Right on schedule, disruption has come to the world of consulting. While many have seen it coming, only a few consulting firms are prepared to ride this wave of disruption into a new market reality.
That preparation depends on new tools for augmented intelligence. Two decades ago, James Bailey awoke to a new understanding of digital thought as he worked on early prototypes of massively parallel processing for super-computers. His realizations are captured in the book “After Thought: The Computer Challenge To Human Intelligence.” Bailey predicted that the next generation of computers “will evolve a process of intelligence that is not the same as ours, or even understandable by ours.”
His prediction is playing itself out right now in the consultancy industry. Experience alone is not the best guide to future strategies in a chaotic global market roiled by innovations and flooded with original sources of data. Take a moment to look over Consultancy 2.0, which is bringing in an era of intelligence augmentation and data analysis tools embedded directly into client networks. Both of those innovations represent a radical break with the past.
Innovation From Augmented Intelligence
Mathematicians share a secret that is devastating in its implications. It is the simple acknowledgement that some problems are too difficult for the human mind. It’s the only logical conclusion based on the infinite complexity of chaotic systems and the physical limitations of the brain. A good example involves the set of combinatorial optimization problems, commonly known as the “traveling salesman” problem.

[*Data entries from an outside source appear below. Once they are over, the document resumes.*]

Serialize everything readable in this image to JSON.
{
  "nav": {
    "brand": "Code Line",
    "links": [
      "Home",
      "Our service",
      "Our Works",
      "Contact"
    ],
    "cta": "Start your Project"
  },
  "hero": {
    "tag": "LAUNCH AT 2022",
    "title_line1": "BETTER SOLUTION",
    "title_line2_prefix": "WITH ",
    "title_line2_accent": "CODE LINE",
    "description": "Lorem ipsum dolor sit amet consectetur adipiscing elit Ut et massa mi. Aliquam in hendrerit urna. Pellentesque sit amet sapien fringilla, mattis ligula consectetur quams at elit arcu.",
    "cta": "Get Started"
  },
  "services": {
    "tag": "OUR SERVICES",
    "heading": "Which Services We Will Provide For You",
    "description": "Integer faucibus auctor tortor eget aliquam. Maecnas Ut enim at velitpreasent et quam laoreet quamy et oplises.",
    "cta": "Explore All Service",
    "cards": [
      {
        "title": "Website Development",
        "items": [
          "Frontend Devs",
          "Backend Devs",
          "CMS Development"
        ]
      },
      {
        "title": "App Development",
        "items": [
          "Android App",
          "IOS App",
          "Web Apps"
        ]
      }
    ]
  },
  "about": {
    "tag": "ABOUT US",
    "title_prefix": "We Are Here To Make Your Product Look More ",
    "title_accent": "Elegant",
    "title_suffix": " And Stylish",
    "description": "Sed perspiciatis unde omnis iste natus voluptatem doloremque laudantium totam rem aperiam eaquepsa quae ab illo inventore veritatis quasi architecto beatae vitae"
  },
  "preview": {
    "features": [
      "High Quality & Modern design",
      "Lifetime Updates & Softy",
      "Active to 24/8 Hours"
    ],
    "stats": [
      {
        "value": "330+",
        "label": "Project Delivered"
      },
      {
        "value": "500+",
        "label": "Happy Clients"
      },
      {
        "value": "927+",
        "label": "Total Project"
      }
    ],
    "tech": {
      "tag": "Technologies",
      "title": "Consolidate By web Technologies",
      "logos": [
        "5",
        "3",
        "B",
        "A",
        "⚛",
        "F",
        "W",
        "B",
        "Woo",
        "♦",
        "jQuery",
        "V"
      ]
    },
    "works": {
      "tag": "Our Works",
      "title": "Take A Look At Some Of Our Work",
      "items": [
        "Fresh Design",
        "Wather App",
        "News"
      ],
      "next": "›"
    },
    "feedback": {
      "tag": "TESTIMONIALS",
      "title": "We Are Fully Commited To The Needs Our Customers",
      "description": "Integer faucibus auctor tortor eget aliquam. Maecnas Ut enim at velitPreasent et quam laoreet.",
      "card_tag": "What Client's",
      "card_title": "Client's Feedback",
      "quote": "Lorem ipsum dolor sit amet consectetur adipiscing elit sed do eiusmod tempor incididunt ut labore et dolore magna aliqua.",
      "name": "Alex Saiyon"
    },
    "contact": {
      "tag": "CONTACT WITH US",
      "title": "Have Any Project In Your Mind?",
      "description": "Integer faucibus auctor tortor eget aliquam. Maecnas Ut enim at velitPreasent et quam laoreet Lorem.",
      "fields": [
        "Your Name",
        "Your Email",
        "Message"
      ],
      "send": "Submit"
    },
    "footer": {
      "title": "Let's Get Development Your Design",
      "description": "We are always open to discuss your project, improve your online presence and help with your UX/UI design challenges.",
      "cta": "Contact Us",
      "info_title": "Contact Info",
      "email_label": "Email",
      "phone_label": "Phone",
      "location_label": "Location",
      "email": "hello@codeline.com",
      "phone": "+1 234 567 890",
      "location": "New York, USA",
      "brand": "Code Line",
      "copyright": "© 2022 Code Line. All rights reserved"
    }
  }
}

Picture a salesman who must visit a dozens of cities and then return home. What is the most efficient route he should take? The answer to that problem has implications for systems ranging from logistics, such as the optimal routes for delivery trucks, to IT infrastructure, such as how to minimize traffic interference across wireless networks. All the human brainstorming and consulting experience in the world cannot help. Consultants can suggest route improvements, but in the end managers tend to simply choose a path and justify the decision retroactively.
In fact, this category of problems cannot be solved with our current technology. A salesman’s path through 30 cities is impossible for the fastest linear computer in the world today. If a computer could check one trillion possibilities every second, it would take 20X longer than the age of the universe to find the answer.
Today’s problems demand a new approach. Augmented consultants no longer rely on experience alone or even the fastest computer. On top of their experience, they add a layer of analytics running on millions of processors distributed in the cloud. They pull data from billions of connected devices across the Internet of Things (IoT). Soon they will be able to deploy quantum computers that are 100 million times more powerful than fastest computer on the market today.
The term augmented reality (AR) refers to the technique of layering information on top of the physical world, like the way that the monsters of Pokemon Go appear on top of live video feeds. Similarly, augmented consultancy involves layering data-centric forecasting and pattern recognition by artificial intelligence (AI) on top of consulting experience to generate innovations that matter. A good example of intelligence augmentation is the InnoSurvey database, which serves as the foundation of the Innovation360 Group’s advice on global growth and innovation management.
Data Tools and Client Embedding
The business model for management consulting hasn’t really changed for 100 years. Smart outsiders come in, analyze the business and make recommendations. That’s not what consulting will look like anymore.
The entire consulting industry was rocked a few years ago when McKinsey & Co announced their McKinsey Solutions initiative. It was clear that McKinsey saw disruption coming for them and sought the best path to get ahead of it. McKinsey Solutions is a plan to embed customized AI software within the client’s network. The point is to help them make better decisions faster. AI can discern patterns that humans can’t inside the vast pools of churning data that define the contemporary business landscape.